France voted in the opening round of a parliamentary election on Sunday. The Socialists and left-leaning allies, who already control the Senate, came out on top, further strengthening President Francois Hollande.
Germany and France march to the beat of different drums - that has become abundantly clear to the new Franco-German leadership team Hollande and Merkel as they struggle to align their policies. It's also become clear to Germans observing the parliamentary elections in France, where both communists and right-wing populists are set to take seats in the Assembly.
Hollande's Socialists and other left-wingers, including the communist-backed Left Front, came out well ahead of their challengers, racking up a combined 53 percent of the vote and confirming past experience that a newly elected president always wins a parliamentary majority in the following national vote.
This year marked the first time that voters could cast their ballot via the internet. That possibility was open to French expatriates, who voted a week ahead of the regular first round of national polls on Sunday, June 10.
In the French parliamentary electoral system, the devil is in the details. A key factor are the deals the political parties strike months ahead of the vote, setting the possible foundation for government coalitions. As early as last year, the Socialists promised the Greens - now their coalition partners - that they would refrain from nominating their own candidates in more than 60 constituencies. Without such an election pact, the chances that the Greens would get into parliament - they have two ministers in the interim government Hollande named in mid-May - would be close to zero. A Socialist pact with Jean-Luc Melenchon's communist-backed Left Front coalition, however, failed a few days ago.
All the same, quite a few candidates from the communist-backed movement are expected to win seats in parliament in the second round of voting on June 17: not only the first two candidates qualify but also those who win more than 12,5 percent of the vote. And since running for the presidency last month, radical Left Front leader Jean-Luc Melenchon has been on a roll.
Left Front leanings
The Socialist Party (PS) did not win an overall majority in the National Assembly, so the party will depend on forming a coalition government with the Greens and the Left Front. In a probable scenario ahead of the second round of voting, a number of Socialist candidates might withdraw in order to give Left Front candidates a better chance of winning seats.
But a strong showing by the extreme left might endanger the consolidation of France's state finances, Emiliano Grossman, a political scientist at the Paris-based Sciences Po, warned.
"Francois Hollande is a moderate socialist," he told DW. "His pledges for a growth pact boil down to a few cosmetic changes in the European fiscal compact. Should the Left Front do really well in the polls, however, there would be much more pressure for a more comprehensive reform," he said. "That could be a problem for the entire European Union and for France's relations with Germany."
The number of seats the Greens and the Left Front might win matters; after all, parliament has a large say in social and economic issues.
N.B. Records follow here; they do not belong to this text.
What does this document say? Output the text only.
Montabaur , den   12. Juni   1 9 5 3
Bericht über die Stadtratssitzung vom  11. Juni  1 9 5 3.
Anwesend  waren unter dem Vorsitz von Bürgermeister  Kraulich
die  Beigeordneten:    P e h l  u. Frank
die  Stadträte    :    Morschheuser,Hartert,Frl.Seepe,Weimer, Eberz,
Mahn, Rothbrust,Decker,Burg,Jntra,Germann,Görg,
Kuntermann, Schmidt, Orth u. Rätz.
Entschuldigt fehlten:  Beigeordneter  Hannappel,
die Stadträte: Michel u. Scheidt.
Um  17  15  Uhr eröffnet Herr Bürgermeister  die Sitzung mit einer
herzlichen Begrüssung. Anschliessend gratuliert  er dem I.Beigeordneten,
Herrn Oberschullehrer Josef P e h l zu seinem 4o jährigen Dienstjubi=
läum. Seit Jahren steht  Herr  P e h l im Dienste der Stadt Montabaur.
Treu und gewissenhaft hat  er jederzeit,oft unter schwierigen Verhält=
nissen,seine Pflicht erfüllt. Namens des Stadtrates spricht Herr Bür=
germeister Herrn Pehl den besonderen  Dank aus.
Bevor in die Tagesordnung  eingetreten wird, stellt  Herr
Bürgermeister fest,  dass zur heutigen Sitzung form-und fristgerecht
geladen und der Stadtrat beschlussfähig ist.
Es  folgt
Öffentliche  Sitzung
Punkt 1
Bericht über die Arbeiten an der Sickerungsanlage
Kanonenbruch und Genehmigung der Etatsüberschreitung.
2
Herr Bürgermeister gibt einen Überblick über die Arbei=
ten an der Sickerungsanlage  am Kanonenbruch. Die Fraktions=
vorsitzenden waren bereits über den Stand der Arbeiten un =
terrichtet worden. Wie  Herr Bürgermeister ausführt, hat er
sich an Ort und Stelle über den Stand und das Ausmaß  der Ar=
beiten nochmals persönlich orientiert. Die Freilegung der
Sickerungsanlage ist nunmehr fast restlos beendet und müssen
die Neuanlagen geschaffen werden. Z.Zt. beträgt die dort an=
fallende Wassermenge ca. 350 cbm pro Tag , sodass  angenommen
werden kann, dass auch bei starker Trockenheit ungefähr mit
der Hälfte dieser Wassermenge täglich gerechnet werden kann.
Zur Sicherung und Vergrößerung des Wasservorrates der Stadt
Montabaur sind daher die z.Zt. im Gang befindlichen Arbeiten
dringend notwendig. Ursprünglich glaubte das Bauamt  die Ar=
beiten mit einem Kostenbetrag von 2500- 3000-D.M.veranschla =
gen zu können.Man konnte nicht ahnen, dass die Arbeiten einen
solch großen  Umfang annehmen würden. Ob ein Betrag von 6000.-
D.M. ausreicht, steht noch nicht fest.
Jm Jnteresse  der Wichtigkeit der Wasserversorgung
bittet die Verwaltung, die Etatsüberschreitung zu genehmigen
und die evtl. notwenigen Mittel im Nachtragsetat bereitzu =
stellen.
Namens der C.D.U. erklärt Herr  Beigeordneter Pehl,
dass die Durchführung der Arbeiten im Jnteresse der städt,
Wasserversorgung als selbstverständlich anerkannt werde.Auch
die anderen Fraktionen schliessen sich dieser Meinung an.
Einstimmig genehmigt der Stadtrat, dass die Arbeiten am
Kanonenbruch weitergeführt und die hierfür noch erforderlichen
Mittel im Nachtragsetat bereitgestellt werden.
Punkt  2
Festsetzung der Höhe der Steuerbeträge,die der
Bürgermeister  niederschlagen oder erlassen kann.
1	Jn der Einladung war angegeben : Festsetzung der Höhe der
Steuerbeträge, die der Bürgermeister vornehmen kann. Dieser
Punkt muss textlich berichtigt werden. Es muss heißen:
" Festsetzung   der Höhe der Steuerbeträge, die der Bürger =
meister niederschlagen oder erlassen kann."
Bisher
According to Norbert Wagner, head of the Paris branch of Germany's Konrad Adenauer Foundation, the president made costly election campaign promises that can only be realized with a left-wing majority in parliament. They include lowering the retirement age to 60 for some workers and introducing more civil service jobs. The proposed 75 percent tax rate on salaries over a million euros ($1.25 million) won't pay for those promises. The government estimates costs for the retirement plan alone will amount to the billion euros over the next five years. France's conservative parties have called the government's course adventurous, estimating costs for the initial program at a whopping 20 billion euros.
Ex-president Nicolas Sarkozy's center-right Union for a Popular Movement (UMP) saw sobering results on Sunday, garnering 34 percent of the vote.
The UMP's main problem is Marine Le Pen's far-right National Front (FN), which earned nearly 14 percent of votes. "The center-right is sandwiched between two sides putting on pressure," Wagner said. "There's a great danger in many constituencies that FN candidates might make it to the second round of voting." In a competition with the Left and the FN, UMP candidates regularly lose, he said, adding that a weakened conservative camp will most likely lay the foundation for a socialist victory.
A deal between the UMP and the National Front could solve that dilemma, but the conservatives traditionally refuse such coalitions. A pact with the UMP is not in the far-right party's interest in any case. "Marine Le Pen wants to destroy the UMP and then swallow what's left," Wagner said. "The bigger the defeat for the UMP, the bigger the chances are for serious tensions among the center-right." With an eye on the next presidential election in 2017, FN leader Le Pen is banking on just that happening.
Le Pen's National Front looks set to enter parliament for the first time since 1986 - and that would be a political turning point. 25 years ago, the anti-immigrant party benefited from the system of proportional representation, introduced by President Francois Mitterrand. If the party re-enters the National Assembly now, it will do so under the much stricter terms of the majority vote system.
"The FN is leaving its legacy as a protest party behind," Grossman noted. He said Marine Le Pen has removed neo-Nazi circles from the FN and has made progress in putting an end to racist remarks from within the party.
Her clean-up efforts notwithstanding, the far-right percentage of the vote remains negligible among expatriates in Germany.
French expatriates as such don't seem to be too interested in the national election back home: no more than 20 percent of those eligible to vote participated in the first round of voting.